Ever wanted to control a giant crane? Hackers might be able to help you out. Cybersecurity experts at Trend Micro have shared an upcoming paper with Forbes that details the various ways in which commercial cranes are extremely susceptible to hacking attempts.
The main vulnerability, the paper states, is that many cranes are controlled with devices that use ancient, proprietary wireless protocols. These protocols tend to contain vulnerabilities that hackers can exploit since they were designed at a time that safety was a higher priority than security. Now, more standardized and secure protocols have been developed, but cranes that haven’t been updated to use them only have security through obscurity; once hackers know what kind of proprietary protocol a given crane uses, the hacking is fairly trivial.
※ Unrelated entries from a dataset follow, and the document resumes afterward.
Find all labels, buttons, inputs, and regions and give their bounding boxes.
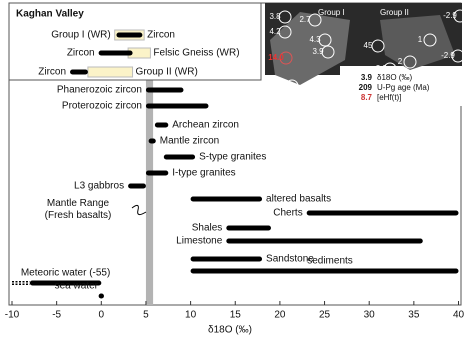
- range-bar: [128, 184, 146, 189]
- range-bar: [149, 139, 156, 144]
- spot-label: 14.0: [268, 53, 284, 62]
- x-tick-label: 5: [143, 310, 149, 321]
- spot-label: 2: [398, 57, 403, 66]
- range-label: Archean zircon: [172, 120, 239, 131]
- zircon-range: [99, 51, 133, 56]
- inset-title: Kaghan Valley: [16, 9, 84, 20]
- range-bar: [191, 257, 262, 262]
- inset-label: Group I (WR): [51, 30, 110, 41]
- inset-label: Zircon: [67, 48, 95, 59]
- spot-label: 1: [418, 35, 423, 44]
- range-label: Meteoric water (-55): [21, 268, 110, 279]
- x-tick-label: 20: [274, 310, 286, 321]
- spot-label: 45: [364, 41, 373, 50]
- x-tick-label: 35: [408, 310, 420, 321]
- range-bar: [307, 211, 459, 216]
- legend-text: U-Pg age (Ma): [377, 83, 430, 92]
- panel-title: Group II: [380, 8, 409, 17]
- inset-label: Group II (WR): [136, 67, 198, 78]
- range-label: L3 gabbros: [74, 181, 124, 192]
- whole-rock-range: [88, 67, 133, 77]
- spot-label: 4.3: [309, 35, 321, 44]
- range-bar: [191, 197, 262, 202]
- x-tick-label: 0: [99, 310, 105, 321]
- range-bar: [146, 171, 168, 176]
- x-tick-label: 10: [185, 310, 197, 321]
- annotation-line: (Fresh basalts): [45, 210, 112, 221]
- range-label: Limestone: [176, 236, 223, 247]
- range-label: Mantle zircon: [160, 136, 219, 147]
- range-label: Shales: [192, 223, 223, 234]
- range-bar: [146, 104, 209, 109]
- inset-label: Felsic Gneiss (WR): [153, 48, 239, 59]
- range-bar: [164, 155, 195, 160]
- x-tick-label: 25: [319, 310, 331, 321]
- scale-bar: 50 µm: [283, 87, 306, 96]
- spot-label: 2.7: [299, 15, 311, 24]
- panel-title: Group I: [318, 8, 345, 17]
- range-label: sediments: [307, 256, 353, 267]
- x-tick-label: 15: [230, 310, 242, 321]
- zircon-range: [116, 33, 142, 38]
- legend-value: 8.7: [361, 93, 373, 102]
- range-label: Phanerozoic zircon: [57, 85, 142, 96]
- scale-bar: 50 µm: [425, 65, 448, 74]
- range-bar: [226, 239, 422, 244]
- range-bar: [99, 294, 104, 299]
- chart: δ18O (‰) -10 -5 0 5 10 15 20 25 30 35 40 Phanerozoi…: [0, 0, 467, 343]
- legend-text: [eHf(t)]: [377, 93, 401, 102]
- range-label: S-type granites: [199, 152, 266, 163]
- x-tick-label: -10: [5, 310, 20, 321]
- spot-label: -2.9: [373, 64, 387, 73]
- range-bar: [226, 226, 271, 231]
- x-tick-label: 40: [453, 310, 465, 321]
- annotation: Mantle Range(Fresh basalts): [45, 198, 112, 221]
- x-axis-label: δ18O (‰): [208, 325, 252, 336]
- annotation-leader: [132, 205, 146, 214]
- range-label: I-type granites: [172, 168, 235, 179]
- range-label: altered basalts: [266, 194, 331, 205]
- inset-label: Zircon: [147, 30, 175, 41]
- spot-label: -2.9: [441, 51, 455, 60]
- spot-label: 3.8: [269, 12, 281, 21]
- x-tick-label: -5: [52, 310, 61, 321]
- annotation-line: Mantle Range: [47, 198, 110, 209]
- legend-value: 209: [359, 83, 373, 92]
- spot-label: -2.9: [443, 11, 457, 20]
- range-label: Proterozoic zircon: [62, 101, 142, 112]
- inset-label: Zircon: [38, 67, 66, 78]
- legend-text: δ18O (‰): [377, 73, 412, 82]
- spot-label: 4.2: [269, 27, 281, 36]
- zircon-range: [70, 70, 88, 75]
- range-bar: [146, 88, 184, 93]
- legend-value: 3.9: [361, 73, 373, 82]
- x-tick-label: 30: [364, 310, 376, 321]
- range-label: sea water: [55, 281, 99, 292]
- range-bar: [155, 123, 168, 128]
- spot-label: 3.9: [312, 47, 324, 56]
- range-bar: [191, 269, 459, 274]
- range-label: Cherts: [273, 208, 302, 219]
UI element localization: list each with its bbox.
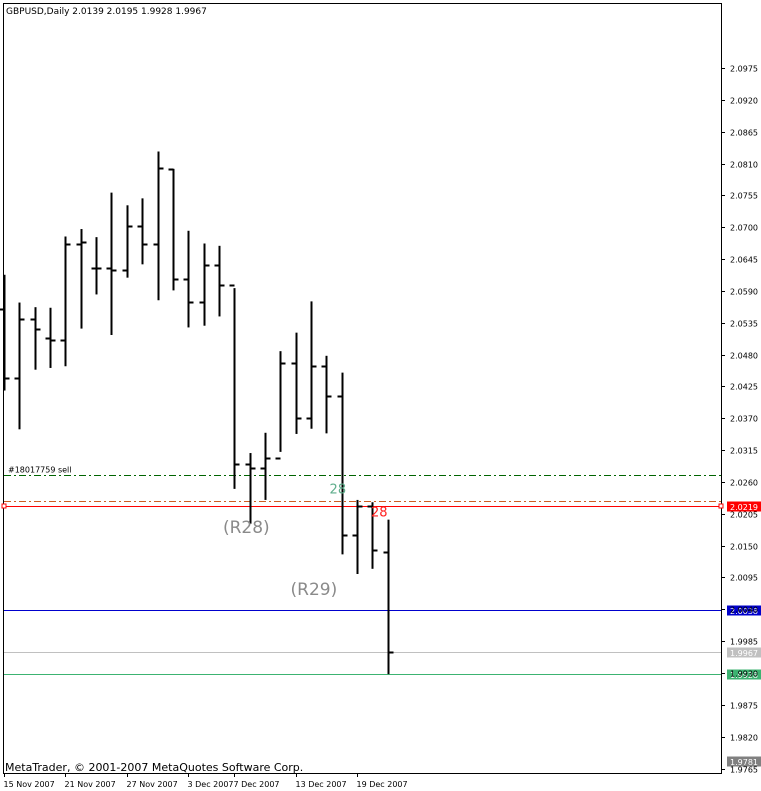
price-tag-bg bbox=[727, 647, 761, 658]
price-tick-label: 2.0315 bbox=[730, 447, 758, 456]
ohlc-bar[interactable] bbox=[106, 192, 117, 335]
price-tag-bg bbox=[727, 605, 761, 616]
price-tag-label: 1.9928 bbox=[730, 671, 758, 680]
price-tick-label: 2.0590 bbox=[730, 288, 758, 297]
annotations-layer: (R28) (R29) 28 28 bbox=[223, 483, 388, 600]
price-tick-label: 2.0425 bbox=[730, 383, 758, 392]
ohlc-bar[interactable] bbox=[229, 284, 240, 489]
ohlc-bar[interactable] bbox=[153, 151, 164, 301]
ohlc-bar[interactable] bbox=[275, 351, 286, 460]
ohlc-bar[interactable] bbox=[183, 230, 194, 328]
ohlc-bar[interactable] bbox=[0, 274, 10, 391]
price-tick-label: 2.0040 bbox=[730, 606, 758, 615]
price-tick-label: 1.9985 bbox=[730, 638, 758, 647]
date-tick-label: 13 Dec 2007 bbox=[296, 780, 347, 789]
date-tick-label: 21 Nov 2007 bbox=[65, 780, 116, 789]
ohlc-bar[interactable] bbox=[383, 519, 394, 675]
date-tick-label: 15 Nov 2007 bbox=[4, 780, 55, 789]
date-tick-label: 27 Nov 2007 bbox=[127, 780, 178, 789]
price-tick-label: 2.0645 bbox=[730, 256, 758, 265]
price-tick-label: 2.0920 bbox=[730, 97, 758, 106]
ohlc-bar[interactable] bbox=[45, 307, 56, 368]
ohlc-bar[interactable] bbox=[337, 372, 348, 555]
price-tick-label: 2.0700 bbox=[730, 224, 758, 233]
date-tick-label: 3 Dec 2007 bbox=[188, 780, 234, 789]
ohlc-bar[interactable] bbox=[199, 243, 210, 326]
line-handle-right[interactable] bbox=[718, 503, 724, 509]
ohlc-bar[interactable] bbox=[137, 198, 148, 265]
price-bars-layer bbox=[0, 151, 394, 675]
chart-annotation-2: 28 bbox=[330, 483, 347, 498]
price-tick-label: 2.0535 bbox=[730, 320, 758, 329]
price-tick-label: 2.0755 bbox=[730, 192, 758, 201]
price-tick-label: 2.0370 bbox=[730, 415, 758, 424]
price-tick-label: 1.9930 bbox=[730, 670, 758, 679]
date-tick-label: 7 Dec 2007 bbox=[234, 780, 280, 789]
order-label: #18017759 sell bbox=[8, 466, 72, 475]
ohlc-bar[interactable] bbox=[291, 332, 302, 434]
price-tag-bg bbox=[727, 501, 761, 512]
price-tick-label: 2.0975 bbox=[730, 65, 758, 74]
price-tag-bg bbox=[727, 669, 761, 680]
ohlc-bar[interactable] bbox=[352, 499, 363, 575]
ohlc-bar[interactable] bbox=[76, 229, 87, 329]
price-tag-label: 2.0038 bbox=[730, 607, 758, 616]
ohlc-bar[interactable] bbox=[60, 236, 71, 367]
price-axis: 2.0975 2.0920 2.0865 2.0810 2.0755 2.0700 2.06… bbox=[721, 65, 761, 775]
ohlc-bar[interactable] bbox=[321, 355, 332, 434]
price-tick-label: 2.0260 bbox=[730, 479, 758, 488]
bottom-price-tag: 1.9781 bbox=[730, 758, 758, 767]
symbol-header: GBPUSD,Daily 2.0139 2.0195 1.9928 1.9967 bbox=[6, 7, 207, 17]
price-tick-label: 1.9820 bbox=[730, 734, 758, 743]
price-tick-label: 2.0810 bbox=[730, 161, 758, 170]
line-handle-left[interactable] bbox=[1, 503, 7, 509]
price-tick-label: 1.9765 bbox=[730, 766, 758, 775]
date-axis: 15 Nov 2007 21 Nov 2007 27 Nov 2007 3 Dec 2… bbox=[4, 773, 408, 789]
price-tick-label: 2.0095 bbox=[730, 574, 758, 583]
ohlc-bar[interactable] bbox=[122, 205, 133, 278]
price-tick-label: 2.0205 bbox=[730, 511, 758, 520]
ohlc-bar[interactable] bbox=[168, 168, 179, 291]
bottom-price-tag-bg bbox=[727, 756, 761, 767]
price-tick-label: 1.9875 bbox=[730, 702, 758, 711]
ohlc-bar[interactable] bbox=[245, 453, 256, 524]
ohlc-bar[interactable] bbox=[214, 245, 225, 317]
price-tick-label: 2.0150 bbox=[730, 543, 758, 552]
ohlc-bar[interactable] bbox=[306, 301, 317, 429]
ohlc-bar[interactable] bbox=[260, 432, 271, 500]
date-tick-label: 19 Dec 2007 bbox=[357, 780, 408, 789]
ohlc-bar[interactable] bbox=[91, 237, 102, 295]
chart-annotation-1: (R29) bbox=[291, 580, 338, 600]
ohlc-bar[interactable] bbox=[14, 302, 25, 430]
price-tick-label: 2.0865 bbox=[730, 129, 758, 138]
chart-annotation-3: 28 bbox=[371, 506, 388, 521]
copyright-text: MetaTrader, © 2001-2007 MetaQuotes Softw… bbox=[5, 761, 303, 774]
chart-annotation-0: (R28) bbox=[223, 518, 270, 538]
ohlc-bar[interactable] bbox=[30, 307, 41, 370]
price-tag-label: 2.0219 bbox=[730, 503, 758, 512]
price-tag-label: 1.9967 bbox=[730, 649, 758, 658]
ohlc-bar[interactable] bbox=[367, 502, 378, 569]
price-tick-label: 2.0480 bbox=[730, 352, 758, 361]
Trend Micro’s flashy paper lays out the various exploits hackers found to be possible, which range widely in severity. On the more covert and less dangerous end, hackers were able to engage cranes’ safety override features and essentially render them useless by constantly shutting them down. On the more flashy and dangerous end, hackers were able to give cranes completely fabricated commands and could even do so remotely so long as a small piece of hardware to relay the nefarious instructions was hidden somewhere on the scene.
Cranes are unfortunately far from the only industrial device that is hackable. National security officials have been sounding the alarm about the vulnerability of sensitive infrastructure for nearly a decade, and we’re begging to see what wide-ranging effects these sorts of attacks can have, with hackers causing blackouts in Ukraine, for example.
While hackable cranes don’t pose as wide-ranging a systemic risk as, say, poorly secured industrial Ethernet switches, but the vulnerabilities do illustrate how large an effect a single hacker with access to a single piece of heavy machinery can cause. So please folks, remember to update your cranes.